The results suggest that the vaccine could be used routinely to help endemic countries control the life-threatening disease.
After the first real-life trial, funded by the Bill and Melinda Gates Foundation, researchers said the vaccine proved safe, easy to administer and relatively inexpensive at $1.85 per dose. According to the study, the vaccine worked far better than supplying families with chlorine for their water and soap for hand-washing.
Over 1 billion people are estimated to be at risk of cholera in more than 50 countries where it is endemic. In India alone, a cumulative total of 838,315 cases had been notified to the World Health Organization (WHO) for the period 2004 to 2008, and 676,651 cases were reported from 2000 to 2004. Around 2.8 million cases and 91,000 deaths occur every year in endemic regions, mostly in Asia and Africa.

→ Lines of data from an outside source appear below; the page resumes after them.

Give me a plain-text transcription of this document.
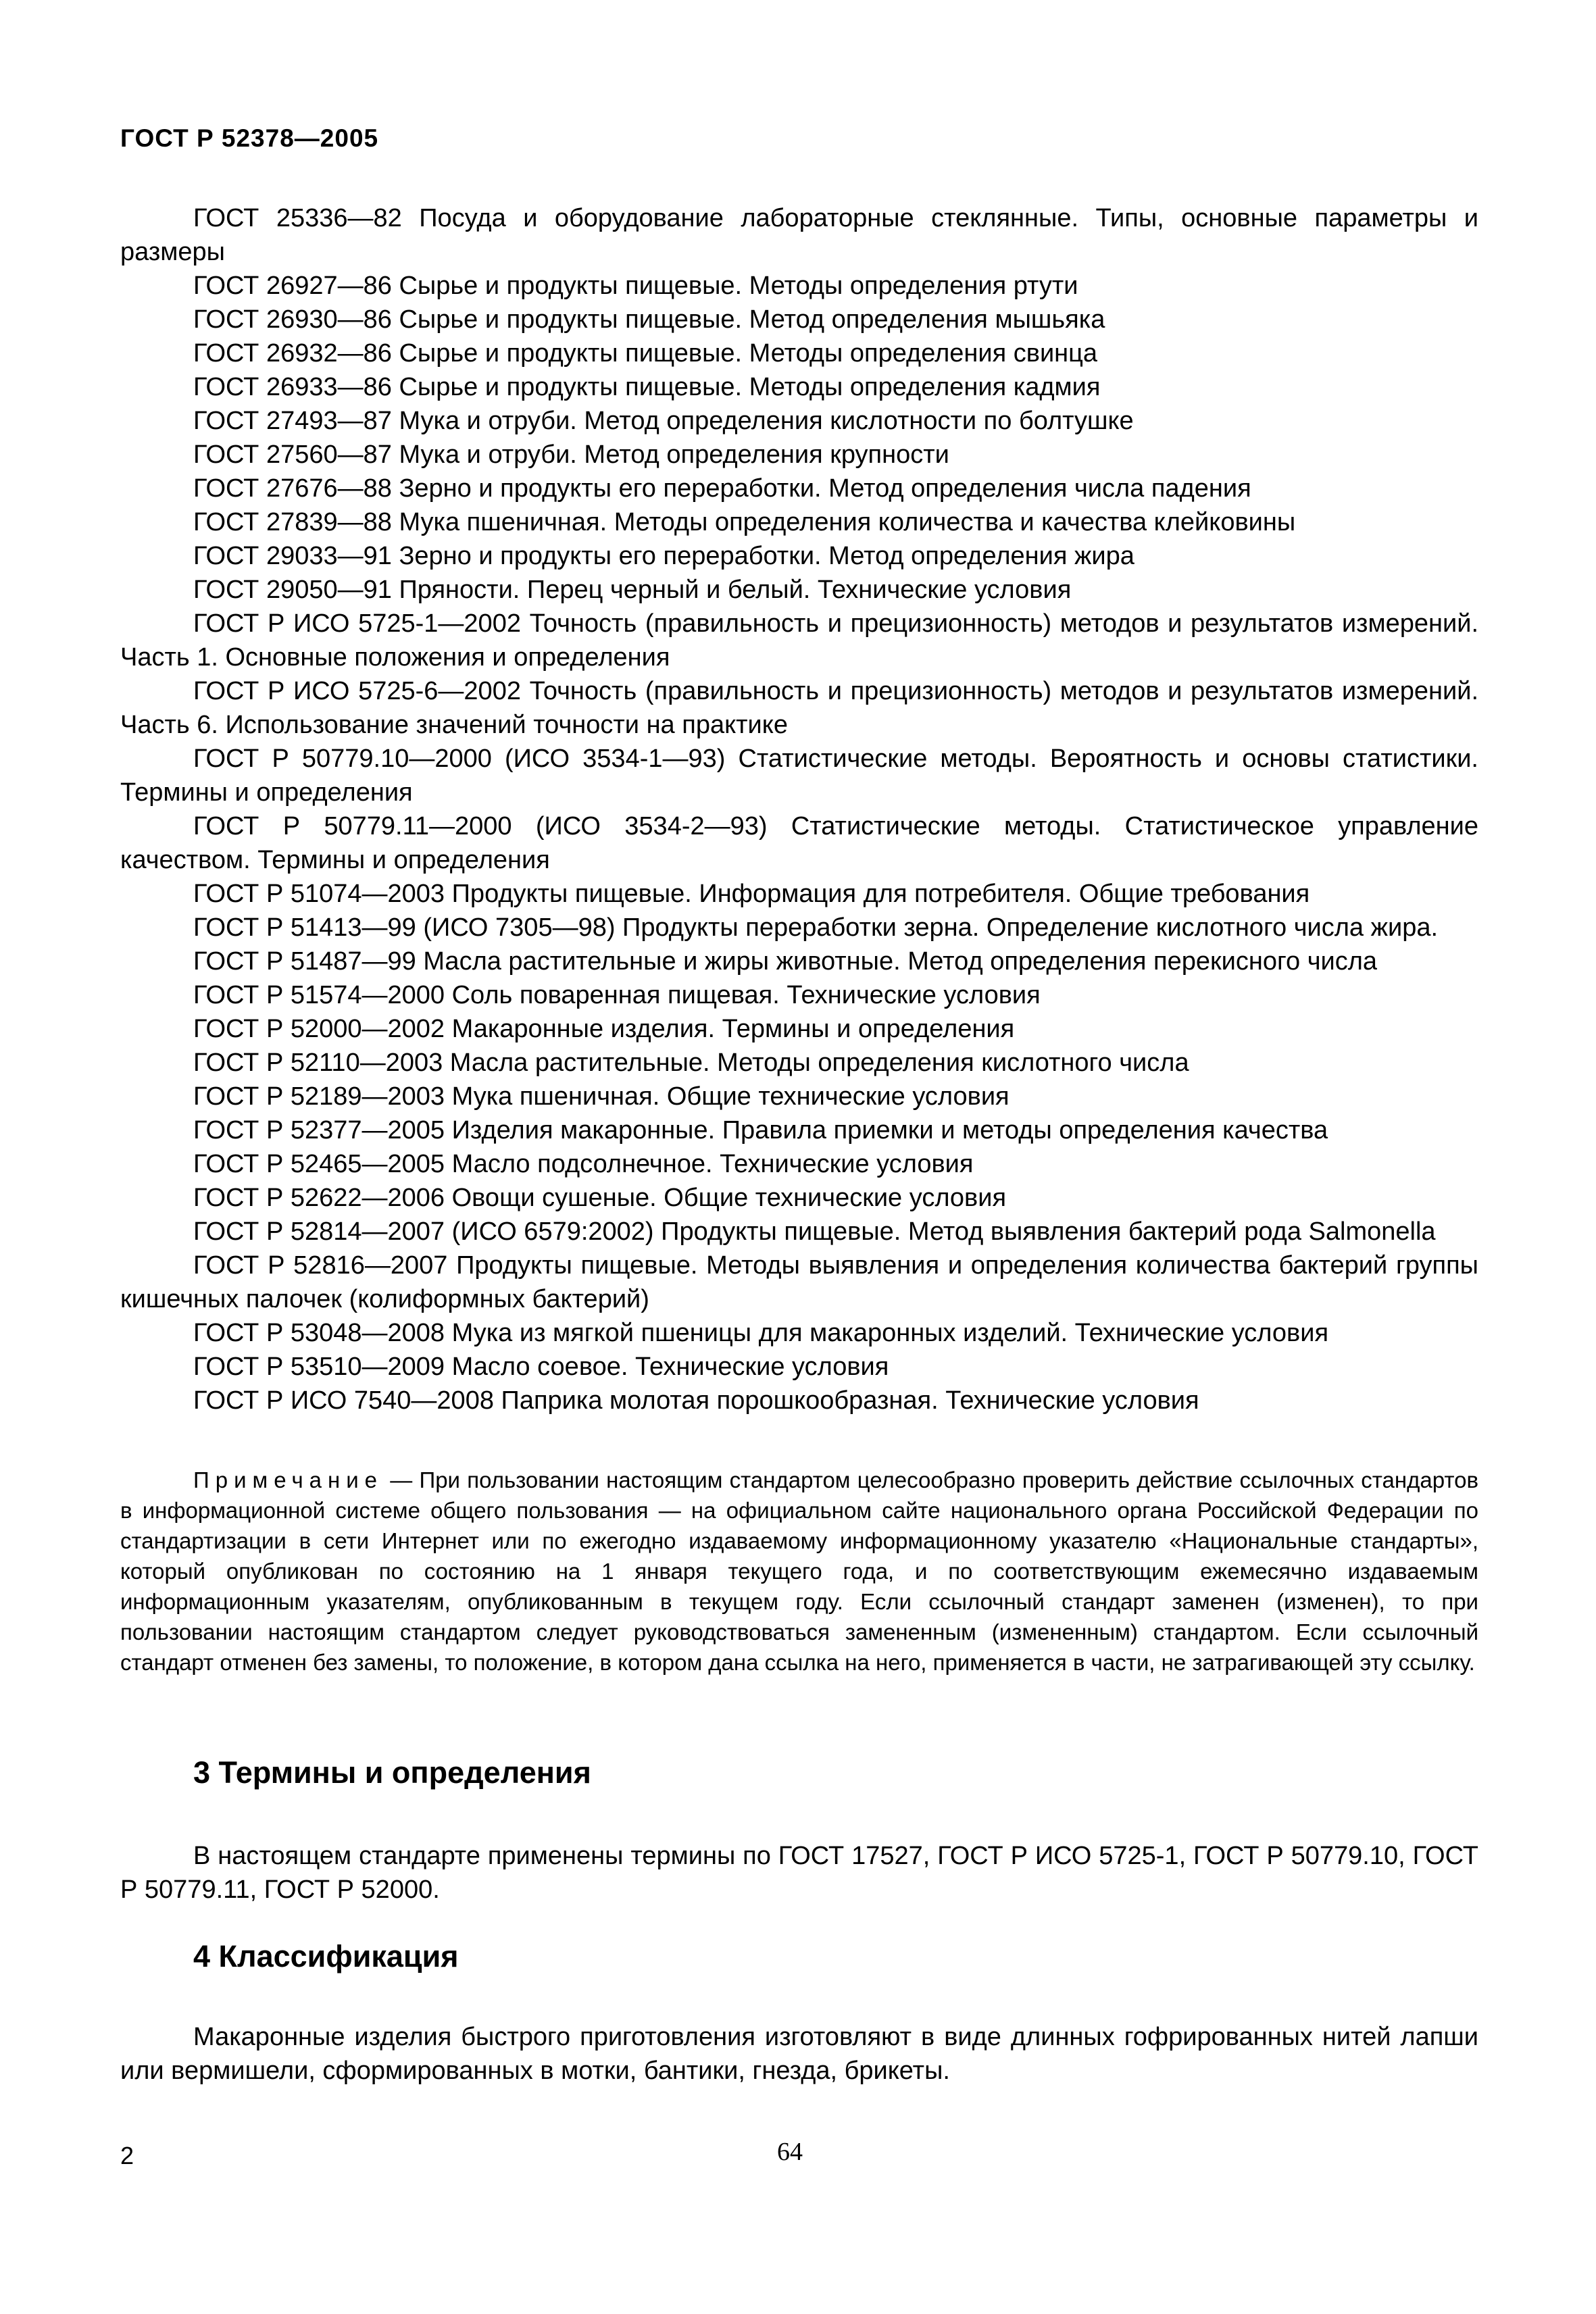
ГОСТ Р 52378—2005

ГОСТ 25336—82 Посуда и оборудование лабораторные стеклянные. Типы, основные параметры и размеры

ГОСТ 26927—86 Сырье и продукты пищевые. Методы определения ртути

ГОСТ 26930—86 Сырье и продукты пищевые. Метод определения мышьяка

ГОСТ 26932—86 Сырье и продукты пищевые. Методы определения свинца

ГОСТ 26933—86 Сырье и продукты пищевые. Методы определения кадмия

ГОСТ 27493—87 Мука и отруби. Метод определения кислотности по болтушке

ГОСТ 27560—87 Мука и отруби. Метод определения крупности

ГОСТ 27676—88 Зерно и продукты его переработки. Метод определения числа падения

ГОСТ 27839—88 Мука пшеничная. Методы определения количества и качества клейковины

ГОСТ 29033—91 Зерно и продукты его переработки. Метод определения жира

ГОСТ 29050—91 Пряности. Перец черный и белый. Технические условия

ГОСТ Р ИСО 5725-1—2002 Точность (правильность и прецизионность) методов и результатов измерений. Часть 1. Основные положения и определения

ГОСТ Р ИСО 5725-6—2002 Точность (правильность и прецизионность) методов и результатов измерений. Часть 6. Использование значений точности на практике

ГОСТ Р 50779.10—2000 (ИСО 3534-1—93) Статистические методы. Вероятность и основы статистики. Термины и определения

ГОСТ Р 50779.11—2000 (ИСО 3534-2—93) Статистические методы. Статистическое управление качеством. Термины и определения

ГОСТ Р 51074—2003 Продукты пищевые. Информация для потребителя. Общие требования

ГОСТ Р 51413—99 (ИСО 7305—98) Продукты переработки зерна. Определение кислотного числа жира.

ГОСТ Р 51487—99 Масла растительные и жиры животные. Метод определения перекисного числа

ГОСТ Р 51574—2000 Соль поваренная пищевая. Технические условия

ГОСТ Р 52000—2002 Макаронные изделия. Термины и определения

ГОСТ Р 52110—2003 Масла растительные. Методы определения кислотного числа

ГОСТ Р 52189—2003 Мука пшеничная. Общие технические условия

ГОСТ Р 52377—2005 Изделия макаронные. Правила приемки и методы определения качества

ГОСТ Р 52465—2005 Масло подсолнечное. Технические условия

ГОСТ Р 52622—2006 Овощи сушеные. Общие технические условия

ГОСТ Р 52814—2007 (ИСО 6579:2002) Продукты пищевые. Метод выявления бактерий рода Salmonella

ГОСТ Р 52816—2007 Продукты пищевые. Методы выявления и определения количества бактерий группы кишечных палочек (колиформных бактерий)

ГОСТ Р 53048—2008 Мука из мягкой пшеницы для макаронных изделий. Технические условия

ГОСТ Р 53510—2009 Масло соевое. Технические условия

ГОСТ Р ИСО 7540—2008 Паприка молотая порошкообразная. Технические условия

Примечание — При пользовании настоящим стандартом целесообразно проверить действие ссылочных стандартов в информационной системе общего пользования — на официальном сайте национального органа Российской Федерации по стандартизации в сети Интернет или по ежегодно издаваемому информационному указателю «Национальные стандарты», который опубликован по состоянию на 1 января текущего года, и по соответствующим ежемесячно издаваемым информационным указателям, опубликованным в текущем году. Если ссылочный стандарт заменен (изменен), то при пользовании настоящим стандартом следует руководствоваться замененным (измененным) стандартом. Если ссылочный стандарт отменен без замены, то положение, в котором дана ссылка на него, применяется в части, не затрагивающей эту ссылку.

3 Термины и определения

В настоящем стандарте применены термины по ГОСТ 17527, ГОСТ Р ИСО 5725-1, ГОСТ Р 50779.10, ГОСТ Р 50779.11, ГОСТ Р 52000.

4 Классификация

Макаронные изделия быстрого приготовления изготовляют в виде длинных гофрированных нитей лапши или вермишели, сформированных в мотки, бантики, гнезда, брикеты.

2	64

The vaccine currently being used by the World Health Organization (WHO) since 2001, Dukoral, is an oral cholera vaccine made in Sweden. It is expensive and must be taken with a large glass of buffer solution. Transportation of this solution in areas where the disease is endemic has always posed a challenge and it is thus is useful mostly to wealthy travellers.
Firdausi Qadri, from the International Centre for Diarrhoeal Disease Research, Bangladesh, said, “Our findings show that a routine oral cholera vaccination programme in cholera-endemic countries could substantially reduce the burden of disease and greatly contribute to cholera control efforts.”
The vaccine is cheap; two doses cost US $3.7, around a third of the price of Dukoral he added.
Cholera is an infectious disease that causes acute watery diarrhoea, and spreads through water or food contaminated by Vibrio Cholerae bacteria. Up to 40% of people with cholera develop severe dehydration that, if untreated, can be fatal.
Almost 270,000 residents aged one year and older from the urban slums of Mirpur were involved in the study. Residents were cluster-randomized by dwelling to receive either oral cholera vaccine, and oral cholera vaccine plus a behavioural change programme to improve hand-washing and to provide clean drinking water, or no intervention.
The vaccine was given in two doses 14 days apart through routine government health services.
Vaccination with two doses reduced the overall incidence of severely dehydrating cholera by 37% after two years in the vaccination group and by 45% when used in combination with the hand washing and clean drinking water programme. Analysis of individual protection showed the vaccine gave 53% protection against cholera during the two year follow-up.
The Lancet study also carried a commentary by two epidemiologists from the London School of Hygiene and Tropical Medicine. They said Shanchol had “great potential for aiding disease control” but foresaw obstacles if dosing had to be repeated every five years, so public health campaigns would be needed.
Shantha, acquired by Sanofi in 2009, developed Sanchol in 2009, with assistance from the Bill and Melinda Gates Foundation.